A major breakthrough
The new technology is a breakthrough for Indonesia, which plans to implement it in other parts of the country, according to the head of BPPT, Marzan Iskandar.
"We are very happy the system could be implemented for the first time in Bali, as this will be a pioneer of many other elections. The e-vote village chief election will become a miniature of a system that will be implemented across our country," he said.
All election workers were trained and certified by the BPPT and the Indonesian Technological Auditors Association (IATI), he said. The system prevents any attempt to vote more than once, because voters use their electronic identity card.
"So, no one can manipulate the result," Marzan said.
E-voting is also part of the country's attempt to reduce election costs, and could decrease such costs by nearly 50%, according to Marzan. "It will also cut much time for the vote count process, as well as cut the social cost that can be caused by polling disputes," he added.
Many Mendoyo Dangin Tukad voters appeared sceptical about the new system as they'd never previously voted by computer. Local election committee members patiently guided voters through the process, one-by-one.
"I'd rather vote using ballot papers than using a computer system. It is harder. The traditional system is far easier for me," said 55-year-old voter Wayan Ngidep.
The grandmother of eight had a particularly rough experience when the device she was using malfunctioned. Although election officials helped her navigate through the system, she felt her privacy was breached.
"Everyone finally knew my choice when they tried to help me," Wayan said.
Putu Bukit, 70, had to ask for guidance from her nephew in order to vote. "I don’t understand at all how to use the computer," she said.
But other villagers said it was smooth sailing. "I had no problem in the booth. I think the e-voting system is good," said I Gusti Agung Ayu, 67.
Voting ended at 2pm, after 1,753 out of 2,381 eligible voters cast their ballots. Candidate number two, IGAK Bambang, won the election with 536 votes, defeating three other rivals.

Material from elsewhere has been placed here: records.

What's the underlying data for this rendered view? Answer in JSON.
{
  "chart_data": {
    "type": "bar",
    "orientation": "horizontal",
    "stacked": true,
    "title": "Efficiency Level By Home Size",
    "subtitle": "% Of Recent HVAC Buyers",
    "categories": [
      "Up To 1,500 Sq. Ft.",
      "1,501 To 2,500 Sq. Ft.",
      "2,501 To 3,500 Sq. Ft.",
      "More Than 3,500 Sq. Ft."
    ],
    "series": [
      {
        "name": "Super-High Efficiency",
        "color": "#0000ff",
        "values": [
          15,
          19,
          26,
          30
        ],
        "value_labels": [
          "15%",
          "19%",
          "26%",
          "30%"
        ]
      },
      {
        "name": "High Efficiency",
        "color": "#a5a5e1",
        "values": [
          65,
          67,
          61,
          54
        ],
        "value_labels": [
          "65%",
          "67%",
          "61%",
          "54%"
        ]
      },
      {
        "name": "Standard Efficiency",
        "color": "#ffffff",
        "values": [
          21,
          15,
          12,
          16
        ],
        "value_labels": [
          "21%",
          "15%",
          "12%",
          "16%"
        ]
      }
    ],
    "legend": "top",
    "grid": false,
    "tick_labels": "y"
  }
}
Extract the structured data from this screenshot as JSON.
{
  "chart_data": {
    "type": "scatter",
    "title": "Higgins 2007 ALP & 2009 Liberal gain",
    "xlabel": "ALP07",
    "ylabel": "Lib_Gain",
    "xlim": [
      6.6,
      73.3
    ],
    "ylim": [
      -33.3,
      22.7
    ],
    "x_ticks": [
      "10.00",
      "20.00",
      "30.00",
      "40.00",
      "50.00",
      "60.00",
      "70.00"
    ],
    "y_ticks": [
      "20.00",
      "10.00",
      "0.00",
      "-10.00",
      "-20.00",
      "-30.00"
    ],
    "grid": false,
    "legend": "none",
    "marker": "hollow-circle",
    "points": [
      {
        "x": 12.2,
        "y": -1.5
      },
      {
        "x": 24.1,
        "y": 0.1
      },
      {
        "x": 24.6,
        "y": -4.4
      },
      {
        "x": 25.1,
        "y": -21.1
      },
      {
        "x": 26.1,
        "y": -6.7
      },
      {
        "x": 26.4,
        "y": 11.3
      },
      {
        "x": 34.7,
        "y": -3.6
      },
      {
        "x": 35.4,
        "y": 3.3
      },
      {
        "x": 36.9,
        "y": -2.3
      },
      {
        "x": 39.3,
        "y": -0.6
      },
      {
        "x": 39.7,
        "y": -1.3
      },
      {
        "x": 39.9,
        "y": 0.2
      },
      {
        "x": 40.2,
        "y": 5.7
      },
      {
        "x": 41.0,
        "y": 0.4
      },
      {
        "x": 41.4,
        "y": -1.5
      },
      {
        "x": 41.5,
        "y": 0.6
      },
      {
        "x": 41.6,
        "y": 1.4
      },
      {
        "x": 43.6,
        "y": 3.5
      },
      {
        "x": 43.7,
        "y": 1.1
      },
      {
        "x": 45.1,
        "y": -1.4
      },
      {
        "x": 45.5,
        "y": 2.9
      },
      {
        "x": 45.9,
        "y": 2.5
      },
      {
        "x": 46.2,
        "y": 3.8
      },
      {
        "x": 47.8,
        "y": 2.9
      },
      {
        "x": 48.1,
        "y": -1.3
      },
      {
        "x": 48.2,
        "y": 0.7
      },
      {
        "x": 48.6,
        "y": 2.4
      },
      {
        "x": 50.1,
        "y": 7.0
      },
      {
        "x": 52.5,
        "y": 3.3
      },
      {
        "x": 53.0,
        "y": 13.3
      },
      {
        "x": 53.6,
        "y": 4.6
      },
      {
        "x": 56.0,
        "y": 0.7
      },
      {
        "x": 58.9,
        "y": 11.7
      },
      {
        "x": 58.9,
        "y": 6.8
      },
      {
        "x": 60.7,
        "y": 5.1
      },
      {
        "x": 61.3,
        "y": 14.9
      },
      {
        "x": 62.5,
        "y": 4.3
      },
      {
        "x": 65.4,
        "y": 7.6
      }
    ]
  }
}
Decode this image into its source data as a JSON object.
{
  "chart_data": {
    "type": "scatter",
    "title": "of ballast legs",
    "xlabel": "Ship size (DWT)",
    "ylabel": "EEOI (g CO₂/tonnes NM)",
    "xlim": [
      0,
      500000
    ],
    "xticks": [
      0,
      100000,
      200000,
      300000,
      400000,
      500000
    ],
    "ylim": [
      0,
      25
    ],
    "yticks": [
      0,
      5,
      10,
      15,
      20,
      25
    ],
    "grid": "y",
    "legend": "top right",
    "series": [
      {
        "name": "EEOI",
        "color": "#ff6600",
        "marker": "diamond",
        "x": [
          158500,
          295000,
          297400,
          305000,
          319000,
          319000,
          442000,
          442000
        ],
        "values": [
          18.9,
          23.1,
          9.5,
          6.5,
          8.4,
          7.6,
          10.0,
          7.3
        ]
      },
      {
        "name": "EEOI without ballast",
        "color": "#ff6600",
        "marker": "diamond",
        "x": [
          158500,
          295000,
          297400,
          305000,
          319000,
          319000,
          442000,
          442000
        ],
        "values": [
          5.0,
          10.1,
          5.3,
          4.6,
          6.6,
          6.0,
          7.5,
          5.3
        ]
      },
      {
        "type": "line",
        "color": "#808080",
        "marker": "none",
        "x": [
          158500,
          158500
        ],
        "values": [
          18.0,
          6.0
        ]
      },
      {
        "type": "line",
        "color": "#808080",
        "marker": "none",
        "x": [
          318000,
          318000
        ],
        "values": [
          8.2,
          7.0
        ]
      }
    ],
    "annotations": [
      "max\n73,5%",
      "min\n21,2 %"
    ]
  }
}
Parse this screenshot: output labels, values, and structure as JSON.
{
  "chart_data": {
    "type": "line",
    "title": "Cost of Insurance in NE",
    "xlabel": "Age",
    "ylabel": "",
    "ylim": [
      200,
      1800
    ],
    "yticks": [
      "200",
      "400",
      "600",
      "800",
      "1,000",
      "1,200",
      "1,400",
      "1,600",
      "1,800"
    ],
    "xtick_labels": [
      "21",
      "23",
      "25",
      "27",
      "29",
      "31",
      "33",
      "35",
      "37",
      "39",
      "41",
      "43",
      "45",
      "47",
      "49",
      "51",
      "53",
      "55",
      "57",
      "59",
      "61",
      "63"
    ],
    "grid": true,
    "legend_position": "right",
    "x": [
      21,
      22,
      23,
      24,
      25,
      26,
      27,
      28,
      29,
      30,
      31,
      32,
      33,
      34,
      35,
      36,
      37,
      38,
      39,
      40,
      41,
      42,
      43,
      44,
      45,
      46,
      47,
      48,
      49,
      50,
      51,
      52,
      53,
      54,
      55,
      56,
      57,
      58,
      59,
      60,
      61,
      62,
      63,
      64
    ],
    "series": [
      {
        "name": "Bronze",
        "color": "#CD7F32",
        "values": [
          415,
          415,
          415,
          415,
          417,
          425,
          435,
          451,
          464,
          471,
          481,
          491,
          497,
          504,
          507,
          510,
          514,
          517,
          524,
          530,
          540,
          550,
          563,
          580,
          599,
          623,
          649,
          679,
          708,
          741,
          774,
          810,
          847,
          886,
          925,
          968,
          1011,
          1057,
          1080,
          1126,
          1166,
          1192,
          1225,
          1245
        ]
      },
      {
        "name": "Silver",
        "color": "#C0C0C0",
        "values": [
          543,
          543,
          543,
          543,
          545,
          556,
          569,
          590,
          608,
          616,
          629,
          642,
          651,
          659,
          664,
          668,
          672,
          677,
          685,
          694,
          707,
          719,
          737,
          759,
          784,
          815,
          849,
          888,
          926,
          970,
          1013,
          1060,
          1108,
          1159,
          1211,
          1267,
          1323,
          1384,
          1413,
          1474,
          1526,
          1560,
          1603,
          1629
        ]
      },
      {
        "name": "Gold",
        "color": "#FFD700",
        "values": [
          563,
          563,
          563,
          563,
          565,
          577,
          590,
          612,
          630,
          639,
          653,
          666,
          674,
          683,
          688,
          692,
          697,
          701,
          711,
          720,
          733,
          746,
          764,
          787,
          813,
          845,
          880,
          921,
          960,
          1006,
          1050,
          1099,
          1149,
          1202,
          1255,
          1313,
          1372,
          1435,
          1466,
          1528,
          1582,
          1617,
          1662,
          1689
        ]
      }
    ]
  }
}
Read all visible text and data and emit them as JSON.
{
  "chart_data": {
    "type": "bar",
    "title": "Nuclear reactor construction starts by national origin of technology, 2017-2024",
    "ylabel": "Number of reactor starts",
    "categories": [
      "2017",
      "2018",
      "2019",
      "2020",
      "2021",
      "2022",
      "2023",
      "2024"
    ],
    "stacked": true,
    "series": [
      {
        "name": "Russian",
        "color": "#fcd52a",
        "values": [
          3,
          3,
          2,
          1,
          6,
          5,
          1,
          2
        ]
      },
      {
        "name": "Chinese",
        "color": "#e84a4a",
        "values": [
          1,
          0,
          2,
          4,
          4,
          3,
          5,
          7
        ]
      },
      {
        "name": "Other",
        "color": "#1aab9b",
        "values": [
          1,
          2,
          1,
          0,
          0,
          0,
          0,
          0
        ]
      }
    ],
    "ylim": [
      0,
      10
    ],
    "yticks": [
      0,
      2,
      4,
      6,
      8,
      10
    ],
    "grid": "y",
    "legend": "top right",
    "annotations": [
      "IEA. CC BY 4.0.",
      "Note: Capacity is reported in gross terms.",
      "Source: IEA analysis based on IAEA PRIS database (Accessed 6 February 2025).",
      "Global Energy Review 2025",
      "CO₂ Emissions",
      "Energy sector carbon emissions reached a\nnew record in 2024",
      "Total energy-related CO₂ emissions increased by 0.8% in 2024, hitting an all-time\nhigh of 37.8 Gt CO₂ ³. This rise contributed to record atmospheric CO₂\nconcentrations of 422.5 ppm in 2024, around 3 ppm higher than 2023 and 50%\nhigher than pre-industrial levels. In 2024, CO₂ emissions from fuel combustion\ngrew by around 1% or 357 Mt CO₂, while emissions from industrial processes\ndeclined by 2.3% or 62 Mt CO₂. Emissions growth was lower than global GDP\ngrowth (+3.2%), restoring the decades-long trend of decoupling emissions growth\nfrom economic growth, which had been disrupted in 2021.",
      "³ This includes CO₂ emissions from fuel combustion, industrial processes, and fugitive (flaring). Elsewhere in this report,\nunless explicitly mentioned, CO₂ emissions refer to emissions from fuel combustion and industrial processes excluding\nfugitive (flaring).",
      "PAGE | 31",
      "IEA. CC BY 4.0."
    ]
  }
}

It was also a victory for local election officials who managed to convince the community to pioneer the system, with the help of promotional programmes and outreach by BPPT and the Jembrana administration.
"It was not easy for me to ensure the local leaders in the village would use the e-voting system. Most of them were worried about the accuracy of the election result," said local election committee chairman I Gusti Putu Suarden.
"The e-voting system was stipulated in Jembrana Bylaw No. 1/2010 on village chief elections. It was our pride to be the pioneer of our national e-voting system," Jembrana Regent I Putu Artha said.
E-voting could be implemented in other elections on the island, even the presidential election, said Ketut Lanang Sukawati Prabawa, chairman of Bali's General Election Commission.
"However, it needs a long preparation time before the system can be implemented all over the country. We should also conduct special programmes for several remote areas across the country, where most of the residents are not able to read," Sukawati said.